The point is that these are trade-offs. The reason for the stupid API is because...

jerven · on Dec 5, 2014

Even if you use 3 bytes per char you are not guaranteed O(1) string indexing as you will still have surrogate pairs :( So you need to normalize these first... or deal with them in searching :(

String in more modern languages are standardised in one form and widely used in all libraries. C and C++ are the exceptions to this.

For example I hardly ever see CharSequence implementations in Java code. It is the most underused interface I know of, because for most people String is good enough. In idiomatic Java code the performance issue discussed here does not occur.
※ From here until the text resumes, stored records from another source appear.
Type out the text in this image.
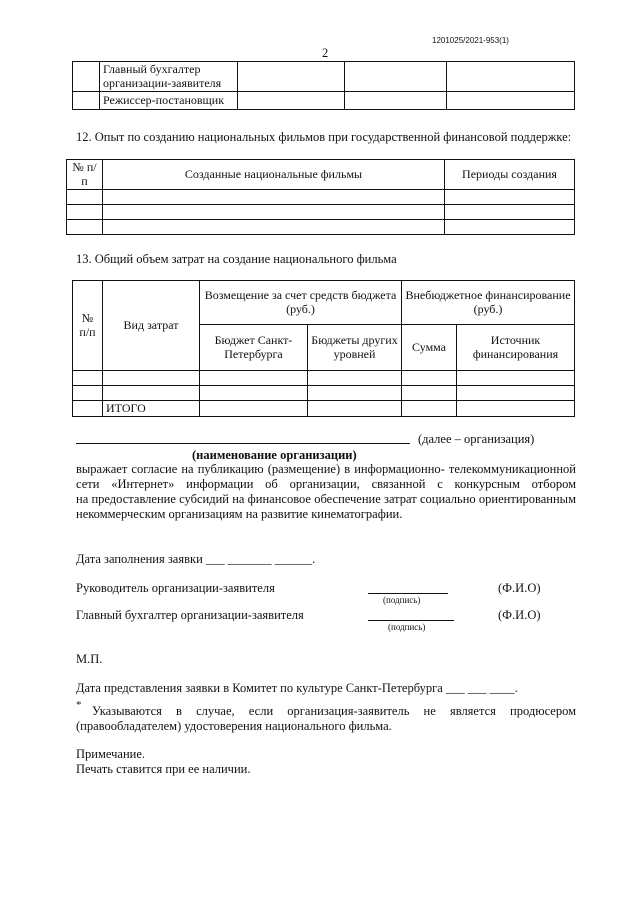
1201025/2021-953(1)
2
	Главный бухгалтер организации-заявителя			
	Режиссер-постановщик			
12. Опыт по созданию национальных фильмов при государственной финансовой поддержке:
№ п/п	Созданные национальные фильмы	Периоды создания

13. Общий объем затрат на создание национального фильма
№ п/п	Вид затрат	Возмещение за счет средств бюджета (руб.)		Внебюджетное финансирование (руб.)	
		Бюджет Санкт-Петербурга	Бюджеты других уровней	Сумма	Источник финансирования

	ИТОГО				
(далее – организация)
(наименование организации)
выражает согласие на публикацию (размещение) в информационно- телекоммуникационной
сети «Интернет» информации об организации, связанной с конкурсным отбором
на предоставление субсидий на финансовое обеспечение затрат социально ориентированным
некоммерческим организациям на развитие кинематографии.
Дата заполнения заявки ___ _______ ______.
Руководитель организации-заявителя
(подпись)
(Ф.И.О)
Главный бухгалтер организации-заявителя
(подпись)
(Ф.И.О)
М.П.
Дата представления заявки в Комитет по культуре Санкт-Петербурга ___ ___ ____.
* Указываются в случае, если организация-заявитель не является продюсером
(правообладателем) удостоверения национального фильма.
Примечание.
Печать ставится при ее наличии.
Strings being final and passed by reference (or more correctly the reference is copied by value) the same string does not get reallocated all over the place.

The C++ problem is that std:string does not suffice for the common case and we end up with QStrings that are difficult to convert to boost:string.

In Java land when String does not meet the perf needs we implement a custom CharSequence but these are easy to convert to Strings if needed (easier than QString to Boost string).

So we end up with most Java programers knowing just StringBuilder, String and char[]. ByteBuffer is really about bytes and easy to convert to a CharBuffer.

The Java Language has some downsides in standardising on UTF-16 for its common String type (Moving on from UCS-2). But even if had chosen extended ASCII like Oberon it would at least be consistent everywhere.

I believe that javac replaces + with StringBuilder calls. And in loops the multiple StringBuilder allocs are removed and replaced by appending to one StringBuilder.

The Java Strings are far from perfect in UniCode terms but a whole lot better than std::String and its 16+32 friend.

MrBuddyCasino · on Dec 5, 2014

You made some good points, but I'm not sure all of these are necessary trade offs.

Lets say that the issue of code points not fitting into 16 bit chars requires a separate indexOf() API, to preserve O(1). They could have solved this one with better method naming, or at least improved documentation, so people are aware of the fact. The String#charAt() Javadoc is not really useful, unless you fully understand the implications of: "If the char value specified by the index is a surrogate, the surrogate value is returned." Also, if you are handling CJK strings, is there actually a need to split them by charAt()? The runtime could just tag such strings and use the fastest indexing method, falling back to the slow one for those.

Concatenation: true, and that the jit can't optimize most loops by using StringBuilder is a little embarrassing. Abstractions are always leaky, but this one I think could be improved, so that more cases would be made faster by the runtime.

Of course language designers aren't usually stupid, but its not like they all were created in some cozy Languages Workshop, where they could take their time to ripen, being guarded over by benevolent gardeners. See PHP, see Javascript, and of course Java, too. We don't have to accept accidental complexity as a given, there are useful abstractions, and we should use them. Rust and C# are better than previous attempts, imho, because they got proper funding and are designed by people who know what they're doing. And the whole field of software is better for it!

If you are Google, you are in the unique position of having top talent and huge amounts of servers. In that case, the trade-off to use C++ is probably the right one. People can handle its complexity, and it pays off due to increased performance, because the code runs on a million servers. But this simply isn't true for 99% of the business, and using C or C++ is not the optimal choice for them.